Query query = em.createQuery("""
    SELECT DISTINCT customer
    FROM Customer customer
    JOIN FETCH customer.orders
""");
query.setHint("eclipselink.cursor", true); // org.eclipse.persistence.config.QueryHints.CURSOR
CursoredStream cursor = (CursoredStream) query.getSingleResult();
while (cursor.hasNext()) {
    System.out.println(cursor.next());
}
cursor.close();

The above code can produce similar results as below:

{Customer B, id=2, orders=[10]}
{Customer B, id=2, orders=[10]}
{Customer B, id=2, orders=[10]}
{Customer C, id=3, orders=[34, 38, 42, 52, 53, 54]}
{Customer B, id=2, orders=[10]}
/**/

However, even without the DISTINCT, we can still get lucky and get deduplicated records. Why is that? The basic principle on which deduplication is performed in CursoredStream/ScrollableCursor is the order of the primary key values in subsequent rows returned from the query. If the database returns rows with the same primary key scattered around the result set, then EclipseLink will process them as different objects.

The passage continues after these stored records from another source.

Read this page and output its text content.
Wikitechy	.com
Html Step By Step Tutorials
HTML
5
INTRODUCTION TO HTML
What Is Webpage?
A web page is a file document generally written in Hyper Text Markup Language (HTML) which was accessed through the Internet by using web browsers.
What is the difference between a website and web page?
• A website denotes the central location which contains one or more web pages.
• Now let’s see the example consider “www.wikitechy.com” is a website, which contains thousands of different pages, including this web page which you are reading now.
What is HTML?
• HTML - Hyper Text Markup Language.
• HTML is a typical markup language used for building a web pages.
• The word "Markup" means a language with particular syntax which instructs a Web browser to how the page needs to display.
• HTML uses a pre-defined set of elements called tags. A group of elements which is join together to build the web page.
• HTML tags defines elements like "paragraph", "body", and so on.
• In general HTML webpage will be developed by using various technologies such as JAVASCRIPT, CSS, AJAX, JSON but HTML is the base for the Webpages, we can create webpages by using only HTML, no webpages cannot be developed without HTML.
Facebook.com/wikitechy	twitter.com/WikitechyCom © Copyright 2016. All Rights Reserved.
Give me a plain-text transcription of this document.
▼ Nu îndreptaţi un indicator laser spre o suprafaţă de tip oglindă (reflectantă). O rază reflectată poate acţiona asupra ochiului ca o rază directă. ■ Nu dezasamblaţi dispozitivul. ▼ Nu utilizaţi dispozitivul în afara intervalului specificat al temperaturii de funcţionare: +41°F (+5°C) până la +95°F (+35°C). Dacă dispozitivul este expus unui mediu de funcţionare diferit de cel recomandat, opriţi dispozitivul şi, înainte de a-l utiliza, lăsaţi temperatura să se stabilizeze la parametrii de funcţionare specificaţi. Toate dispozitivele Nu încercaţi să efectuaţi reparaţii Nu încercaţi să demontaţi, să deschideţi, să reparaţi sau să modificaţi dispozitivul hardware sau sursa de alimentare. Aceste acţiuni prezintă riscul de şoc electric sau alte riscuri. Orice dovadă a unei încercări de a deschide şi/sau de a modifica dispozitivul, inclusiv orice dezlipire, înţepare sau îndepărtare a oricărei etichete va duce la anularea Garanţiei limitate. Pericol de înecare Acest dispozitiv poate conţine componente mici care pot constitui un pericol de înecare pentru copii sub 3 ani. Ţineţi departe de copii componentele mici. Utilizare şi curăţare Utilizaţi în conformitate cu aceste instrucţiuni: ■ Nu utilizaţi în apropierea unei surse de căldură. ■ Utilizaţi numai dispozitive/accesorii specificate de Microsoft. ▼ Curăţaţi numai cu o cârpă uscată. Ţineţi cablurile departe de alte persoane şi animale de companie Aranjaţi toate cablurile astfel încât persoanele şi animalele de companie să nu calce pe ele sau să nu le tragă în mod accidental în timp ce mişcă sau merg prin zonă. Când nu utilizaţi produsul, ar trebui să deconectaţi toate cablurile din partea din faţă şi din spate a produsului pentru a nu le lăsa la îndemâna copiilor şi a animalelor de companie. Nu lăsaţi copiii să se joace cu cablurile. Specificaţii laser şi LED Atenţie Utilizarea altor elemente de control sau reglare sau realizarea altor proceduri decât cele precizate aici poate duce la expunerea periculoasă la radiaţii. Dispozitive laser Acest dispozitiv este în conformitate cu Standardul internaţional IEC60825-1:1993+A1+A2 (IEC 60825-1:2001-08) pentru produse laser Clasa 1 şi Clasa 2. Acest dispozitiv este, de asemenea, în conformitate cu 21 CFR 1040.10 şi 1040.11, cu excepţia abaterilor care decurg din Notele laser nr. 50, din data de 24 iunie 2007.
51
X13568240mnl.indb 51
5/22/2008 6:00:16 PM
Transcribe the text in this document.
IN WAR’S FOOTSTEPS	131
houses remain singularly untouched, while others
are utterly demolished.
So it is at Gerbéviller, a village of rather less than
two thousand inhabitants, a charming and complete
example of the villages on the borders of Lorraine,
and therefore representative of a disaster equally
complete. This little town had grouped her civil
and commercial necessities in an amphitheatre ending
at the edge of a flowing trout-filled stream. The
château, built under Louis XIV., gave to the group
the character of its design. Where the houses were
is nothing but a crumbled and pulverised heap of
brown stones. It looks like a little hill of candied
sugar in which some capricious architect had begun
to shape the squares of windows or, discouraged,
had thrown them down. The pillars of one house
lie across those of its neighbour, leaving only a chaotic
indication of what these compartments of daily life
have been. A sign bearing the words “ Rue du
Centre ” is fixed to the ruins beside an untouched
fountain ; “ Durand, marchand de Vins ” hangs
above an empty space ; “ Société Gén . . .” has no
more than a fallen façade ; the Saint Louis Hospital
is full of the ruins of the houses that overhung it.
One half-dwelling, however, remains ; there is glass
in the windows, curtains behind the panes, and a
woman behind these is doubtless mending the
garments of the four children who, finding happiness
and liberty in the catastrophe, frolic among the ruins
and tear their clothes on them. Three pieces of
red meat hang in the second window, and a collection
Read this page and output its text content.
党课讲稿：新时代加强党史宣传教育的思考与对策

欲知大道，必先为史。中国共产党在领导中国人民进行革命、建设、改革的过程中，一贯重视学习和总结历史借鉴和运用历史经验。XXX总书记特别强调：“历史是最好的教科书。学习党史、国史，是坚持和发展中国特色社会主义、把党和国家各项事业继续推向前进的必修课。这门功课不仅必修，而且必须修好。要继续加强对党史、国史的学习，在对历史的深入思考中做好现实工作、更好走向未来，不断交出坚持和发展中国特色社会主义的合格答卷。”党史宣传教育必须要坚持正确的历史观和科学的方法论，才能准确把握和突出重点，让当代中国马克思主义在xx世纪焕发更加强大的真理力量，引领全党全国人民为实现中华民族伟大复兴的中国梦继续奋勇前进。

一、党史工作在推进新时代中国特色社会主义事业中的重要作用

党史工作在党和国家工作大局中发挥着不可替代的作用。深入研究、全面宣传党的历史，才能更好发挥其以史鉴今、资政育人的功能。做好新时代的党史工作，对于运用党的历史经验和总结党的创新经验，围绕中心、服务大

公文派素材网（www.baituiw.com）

To solve the problem, we just need to specify the sort order:

SELECT customer
FROM Customer customer
JOIN FETCH customer.orders
ORDER BY customer.id

This way we get the same result as with getResultList():

{Customer B, id=2, orders=[10, 30, 46, 14, 47, 48, 18, 49, 50, 51, 22, 26]}
{Customer C, id=3, orders=[42, 52, 53, 54, 34, 38]}

Finally, it's also worth optimizing our cursor:

  • QueryHints.SCROLLABLE_CURSOR – allows you to use ScrollableCursor instead (can move backward);
  • QueryHints.RESULT_SET_TYPE – defines the direction of the cursor;
  • QueryHints.RESULT_SET_CONCURRENCY – enables optimization for reading;
  • QueryHints.CURSOR_INITIAL_SIZE – configures the number of objects pre-build for the first page of the cursor;
  • QueryHints.CURSOR_PAGE_SIZE – defines the number of objects fetched (the next() method) when the buffer is empty;
  • QueryHints.READ_ONLY – enabled when registration in the persistence context is not needed (reduces memory consumption).